In a world of inertia, where museum exhibitions, galleries, and independent spaces are already predetermined in most parameters, where ideological order is already trying on the clothes of orthodoxy without the slightest hesitation, it is only imagination that can provide us with a lifeline. Now is the perfect time for the most daring and unpredictable fantasies, for incoherent deliriums and sudden revelations. Religions require heresies just as stories require falsifications (the reverse is also true: all anti-systemic movements require heavy blocks against which to fight and thereby create themselves). The point is not just in the sloganism and bannerism of half of today’s art, but in the strict “school” dogmatism (not even always associated with real art-schools) of the other half. In all likelihood, one need not make clever choices—to be athome/a stranger among one’s own/strangers—but rather produce projects out of personal martyrdom, return to barbarism, forget the exhibition cannon, or at least attempt to do so.

Pluralism (religious, historical) will evidently be inevitable here. Fractions have become visible in the sealed flask labelled “Contemporary art.” These gradations depend on who has done this or that project—representatives of different social groups, art schools, or regional associations. This makes sidesteps even less possible, narrowing the room for manoeuvre until there is barely any space left to breathe. But people exist and work in such conditions with pleasure, in as far as a rigid framework lends value to their activity, while meaning disappears faster and faster from their artistic work itself. Which, again, is neither good nor bad, but simply the world we now live in.

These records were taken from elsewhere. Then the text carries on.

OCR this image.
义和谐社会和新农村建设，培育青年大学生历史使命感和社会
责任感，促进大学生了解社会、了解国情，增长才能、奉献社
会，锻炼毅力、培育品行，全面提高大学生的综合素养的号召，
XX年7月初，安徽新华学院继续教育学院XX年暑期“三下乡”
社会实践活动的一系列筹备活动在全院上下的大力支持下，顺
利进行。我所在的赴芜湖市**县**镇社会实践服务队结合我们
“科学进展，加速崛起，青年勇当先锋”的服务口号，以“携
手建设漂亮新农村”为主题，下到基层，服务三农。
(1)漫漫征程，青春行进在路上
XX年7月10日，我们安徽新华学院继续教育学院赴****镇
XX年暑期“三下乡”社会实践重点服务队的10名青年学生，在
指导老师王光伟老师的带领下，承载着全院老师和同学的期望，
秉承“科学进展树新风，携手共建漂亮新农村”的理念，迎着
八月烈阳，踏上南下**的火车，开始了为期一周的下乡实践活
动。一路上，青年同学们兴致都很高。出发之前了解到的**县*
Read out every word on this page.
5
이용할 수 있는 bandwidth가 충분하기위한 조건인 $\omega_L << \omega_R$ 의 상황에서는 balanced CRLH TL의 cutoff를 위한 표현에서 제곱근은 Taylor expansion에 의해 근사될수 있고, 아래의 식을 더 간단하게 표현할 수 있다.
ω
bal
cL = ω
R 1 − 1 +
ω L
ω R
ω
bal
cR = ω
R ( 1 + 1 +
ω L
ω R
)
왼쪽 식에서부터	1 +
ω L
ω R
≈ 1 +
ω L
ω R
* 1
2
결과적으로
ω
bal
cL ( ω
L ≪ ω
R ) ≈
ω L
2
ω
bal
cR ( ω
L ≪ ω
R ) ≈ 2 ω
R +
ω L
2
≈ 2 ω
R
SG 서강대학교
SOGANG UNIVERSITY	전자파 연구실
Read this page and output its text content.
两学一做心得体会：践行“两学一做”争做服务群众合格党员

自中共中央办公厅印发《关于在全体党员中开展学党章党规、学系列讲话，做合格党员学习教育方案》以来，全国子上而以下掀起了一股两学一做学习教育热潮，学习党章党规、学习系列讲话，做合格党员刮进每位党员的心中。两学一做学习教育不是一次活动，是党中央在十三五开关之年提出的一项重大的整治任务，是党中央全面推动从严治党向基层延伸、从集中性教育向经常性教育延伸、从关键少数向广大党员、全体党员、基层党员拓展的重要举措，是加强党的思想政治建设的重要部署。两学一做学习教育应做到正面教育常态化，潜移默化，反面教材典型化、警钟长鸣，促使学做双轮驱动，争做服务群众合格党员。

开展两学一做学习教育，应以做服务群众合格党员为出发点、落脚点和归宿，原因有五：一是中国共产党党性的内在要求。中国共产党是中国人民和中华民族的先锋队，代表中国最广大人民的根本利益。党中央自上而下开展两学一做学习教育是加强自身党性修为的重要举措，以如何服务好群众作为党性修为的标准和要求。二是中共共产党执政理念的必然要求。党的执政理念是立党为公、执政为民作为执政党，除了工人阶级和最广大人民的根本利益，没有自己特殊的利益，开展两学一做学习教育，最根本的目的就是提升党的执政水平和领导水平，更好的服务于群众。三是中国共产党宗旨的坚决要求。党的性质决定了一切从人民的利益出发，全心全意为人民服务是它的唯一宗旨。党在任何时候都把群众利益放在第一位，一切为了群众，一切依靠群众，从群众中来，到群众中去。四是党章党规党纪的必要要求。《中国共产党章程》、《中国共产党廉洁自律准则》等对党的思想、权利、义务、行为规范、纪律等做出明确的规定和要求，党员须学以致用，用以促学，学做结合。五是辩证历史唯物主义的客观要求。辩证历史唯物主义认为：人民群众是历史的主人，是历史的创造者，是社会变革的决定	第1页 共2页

At the lowest point (let us imagine ourselves at an exhibition of contemporary artists of such and such a city or artistic school), there is nothing to be done. Any surge of transgressive or visionary force will be immediately nipped in the bud by colleagues in the shop—a dense, homogenous environment. At the highest level—for example, at a biennale, or in a museum—the free work of the imagination will also be doomed. Within moments, the curatorial bureaucracy will swiftly pack fresh breath into old flasks. And only somewhere in the middle, between these poles, at the intersection of various interests and organising forms, will it be possible to fruitfully go out of one’s professional mind. What is at hand is not, of course, the tired concept of “interdisciplinarity” that has indefatigably met visitors to exhibitions large and small over the last decade, but rather strange and accidental meetings with people outside the artistic bubble (unlike planned collaborations with sociologists, philosophers, workers, and other examples of multifaceted inclusion). Or violations of the conventions that presume the non-intersection of the zones of existence of different, irreconcilable micro-communities within the artistic field—this, by the way, is a real rarity. Or the bringing of the insanity taking place on all levels of social and cultural life to an even greater level of absurdity. Given the artistic world has become so religious, why not trust in the irrational—or at least in intuition—to the fullest? Only in such circumstances might exhibitions get a second lease of life—although here too there is a great risk of slipping into a motley festival whirlwind. But all this only makes the attempt all the more exciting.